Wednesday, November 28, 2012

A lesson in happiness

In the past week I randomly stumbled upon two interesting articles (well, one was a TEDtalk that I transcribed, but I highly recommend listening to the whole thing):
...The effort to try to feel happy is often precisely the thing that makes us miserable. And that it is our constant efforts to eliminate the negative — insecurity, uncertainty, failure, or sadness — that is what causes us to feel so insecure, anxious, uncertain, or unhappy. They didn't see this conclusion as depressing, though. Instead, they argued that it pointed to an alternative approach, a “negative path” to happiness, that entailed taking a radically different stance towards those things that most of us spend our lives trying hard to avoid. It involved learning to enjoy uncertainty, embracing insecurity, stopping trying to think positively, becoming familiar with failure, even learning to value death. In short, all these people seemed to agree that in order to be truly happy, we might actually need to be willing to experience more negative emotions — or, at the very least, to learn to stop running quite so hard from them. 

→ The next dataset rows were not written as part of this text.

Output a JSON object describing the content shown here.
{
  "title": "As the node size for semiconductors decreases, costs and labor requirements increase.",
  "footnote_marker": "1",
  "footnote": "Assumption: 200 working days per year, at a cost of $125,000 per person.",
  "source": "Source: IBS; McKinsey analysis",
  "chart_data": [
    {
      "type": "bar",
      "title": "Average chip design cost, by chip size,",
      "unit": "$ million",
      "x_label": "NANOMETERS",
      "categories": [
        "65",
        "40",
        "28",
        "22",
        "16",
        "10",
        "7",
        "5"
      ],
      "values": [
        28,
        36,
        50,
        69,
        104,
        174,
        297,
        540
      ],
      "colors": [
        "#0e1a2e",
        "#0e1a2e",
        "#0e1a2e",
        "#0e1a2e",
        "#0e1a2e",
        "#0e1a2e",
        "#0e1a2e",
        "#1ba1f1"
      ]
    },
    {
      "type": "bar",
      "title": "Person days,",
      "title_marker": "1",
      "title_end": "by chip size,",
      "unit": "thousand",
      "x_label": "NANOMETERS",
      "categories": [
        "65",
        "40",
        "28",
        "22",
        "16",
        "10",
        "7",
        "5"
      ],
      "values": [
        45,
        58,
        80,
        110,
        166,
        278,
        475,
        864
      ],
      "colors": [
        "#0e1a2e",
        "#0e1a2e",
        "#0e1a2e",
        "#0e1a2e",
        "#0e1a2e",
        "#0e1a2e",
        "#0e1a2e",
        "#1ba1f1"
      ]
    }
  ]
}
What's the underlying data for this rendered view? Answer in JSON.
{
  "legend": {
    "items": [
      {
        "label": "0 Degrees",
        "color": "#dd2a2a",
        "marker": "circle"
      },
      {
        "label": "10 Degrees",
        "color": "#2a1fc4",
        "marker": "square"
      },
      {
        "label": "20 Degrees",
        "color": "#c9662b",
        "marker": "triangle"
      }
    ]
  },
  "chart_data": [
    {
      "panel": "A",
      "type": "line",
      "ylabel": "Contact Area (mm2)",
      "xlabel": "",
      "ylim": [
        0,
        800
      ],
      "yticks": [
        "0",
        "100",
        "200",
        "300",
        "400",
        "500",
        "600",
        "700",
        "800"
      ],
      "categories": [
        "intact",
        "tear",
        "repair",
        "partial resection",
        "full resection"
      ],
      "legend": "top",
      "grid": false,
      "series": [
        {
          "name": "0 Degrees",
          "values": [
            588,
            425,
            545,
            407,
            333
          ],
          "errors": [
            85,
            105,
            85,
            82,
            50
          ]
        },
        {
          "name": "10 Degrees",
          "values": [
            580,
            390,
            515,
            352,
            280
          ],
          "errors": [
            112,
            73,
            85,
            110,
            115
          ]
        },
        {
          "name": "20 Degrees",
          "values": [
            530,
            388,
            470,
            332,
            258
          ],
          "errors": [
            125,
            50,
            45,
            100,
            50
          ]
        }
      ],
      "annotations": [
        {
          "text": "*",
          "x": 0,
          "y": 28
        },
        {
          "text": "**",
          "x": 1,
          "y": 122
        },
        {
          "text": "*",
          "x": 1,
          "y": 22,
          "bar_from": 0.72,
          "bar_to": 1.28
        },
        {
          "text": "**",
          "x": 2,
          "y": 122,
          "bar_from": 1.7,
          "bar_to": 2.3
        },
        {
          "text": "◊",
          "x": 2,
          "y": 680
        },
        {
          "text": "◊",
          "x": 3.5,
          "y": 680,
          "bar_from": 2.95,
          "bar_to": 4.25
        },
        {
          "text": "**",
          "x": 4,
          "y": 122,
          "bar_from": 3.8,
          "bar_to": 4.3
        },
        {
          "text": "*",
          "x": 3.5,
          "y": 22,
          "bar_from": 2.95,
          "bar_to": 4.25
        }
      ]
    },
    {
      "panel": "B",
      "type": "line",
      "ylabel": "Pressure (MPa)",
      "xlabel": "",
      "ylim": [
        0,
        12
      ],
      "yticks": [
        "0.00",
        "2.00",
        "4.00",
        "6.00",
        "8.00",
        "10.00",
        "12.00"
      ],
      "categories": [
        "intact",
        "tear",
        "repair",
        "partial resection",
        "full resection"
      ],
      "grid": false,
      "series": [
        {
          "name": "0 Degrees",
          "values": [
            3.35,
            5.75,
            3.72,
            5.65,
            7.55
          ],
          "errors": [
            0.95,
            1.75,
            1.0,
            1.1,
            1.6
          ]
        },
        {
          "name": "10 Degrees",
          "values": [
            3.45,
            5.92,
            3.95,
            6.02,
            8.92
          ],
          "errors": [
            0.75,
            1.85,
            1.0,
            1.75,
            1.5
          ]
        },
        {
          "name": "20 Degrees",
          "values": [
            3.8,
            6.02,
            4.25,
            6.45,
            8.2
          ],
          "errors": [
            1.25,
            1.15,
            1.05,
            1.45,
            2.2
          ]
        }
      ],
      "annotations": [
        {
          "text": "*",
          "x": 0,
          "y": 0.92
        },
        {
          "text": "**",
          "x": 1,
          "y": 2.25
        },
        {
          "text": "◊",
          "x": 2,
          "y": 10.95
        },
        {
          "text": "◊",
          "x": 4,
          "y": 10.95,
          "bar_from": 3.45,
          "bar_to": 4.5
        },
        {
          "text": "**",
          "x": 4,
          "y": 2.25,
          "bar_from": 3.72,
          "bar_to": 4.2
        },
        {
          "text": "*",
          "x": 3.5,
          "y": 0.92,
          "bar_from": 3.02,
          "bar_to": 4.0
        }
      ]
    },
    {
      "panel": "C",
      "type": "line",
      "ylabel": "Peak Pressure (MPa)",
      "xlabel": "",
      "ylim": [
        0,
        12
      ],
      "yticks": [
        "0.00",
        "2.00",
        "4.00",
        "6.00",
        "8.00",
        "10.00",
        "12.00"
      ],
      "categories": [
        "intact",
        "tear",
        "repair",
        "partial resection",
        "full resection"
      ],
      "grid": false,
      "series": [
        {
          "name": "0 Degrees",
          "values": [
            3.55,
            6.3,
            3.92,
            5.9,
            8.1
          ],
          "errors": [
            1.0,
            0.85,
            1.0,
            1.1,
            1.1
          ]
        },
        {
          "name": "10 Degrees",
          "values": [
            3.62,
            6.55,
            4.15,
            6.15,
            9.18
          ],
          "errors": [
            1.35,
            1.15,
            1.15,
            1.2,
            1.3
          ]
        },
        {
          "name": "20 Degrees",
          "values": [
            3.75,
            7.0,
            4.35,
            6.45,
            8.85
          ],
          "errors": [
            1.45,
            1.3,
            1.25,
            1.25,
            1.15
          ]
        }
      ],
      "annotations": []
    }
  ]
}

Positive thinking is for suckers! From Salon.com 
We numb vulnerability…The problem is, you cannot selectively numb emotion. You cannot say here is the bad stuff: here is vulnerability, here is grief, here is shame, here is disappointment. I don’t want to feel these. I’m going to have a couple beers and a banana nut muffin. I don’t want to feel these…You can’t numb those hard feelings without numbing the other affects or emotions. You cannot selectively numb. When we numb those, we numb joy, we numb gratitude, we numb happiness, and then we are miserable and we are looking for purpose and meaning; and then we are feeling vulnerable and so we have a couple of beers and a banana nut muffin..and it becomes this dangerous cycle...Practice gratitude and joy in those moments of terror…instead of catastraphizing what might happen, say I am just so grateful because to feel this vulnerable means I am alive.
TEDTalks: Brené Brown: The power of vulnerability
Sometimes, I think the brilliant thing about babies is that you can't easily run from or even numb the bad that comes with them. You literally have to embrace it. Babies don't come with a mute button. They don't even come with a fast forward or pause button. They come out screaming, and loud, and needy, and messy. And they stay that way for at least eighteen years (some their whole lives; and they often go on to find successful careers in law or politics. just kidding, lawyer friends. except you know who I am talking about, right?). But babies are also really awesome. They are sweet, and loving, and squooshy, and adorable. And you will never get to all that awesomeness unless you can brave the screaming neediness. And if you can do that (and some days that may feel like a big "if"), then you might just be able to transfer that ability to accept and even value uncertainty, failure, and misery in other areas of your life. If you learn that you can survive a little chaos, stress, self-doubt, and prolonged sleep deprivation then you can probably survive some other uncomfortable things in life. And maybe you'll even learn those uncomfortable things aren't quite as bad as you thought they were. And maybe you will even embrace them because you know they are inextricably linked to something (or someone) you love. And maybe that is part of why parents are so unhappy and so happy, all at the same time.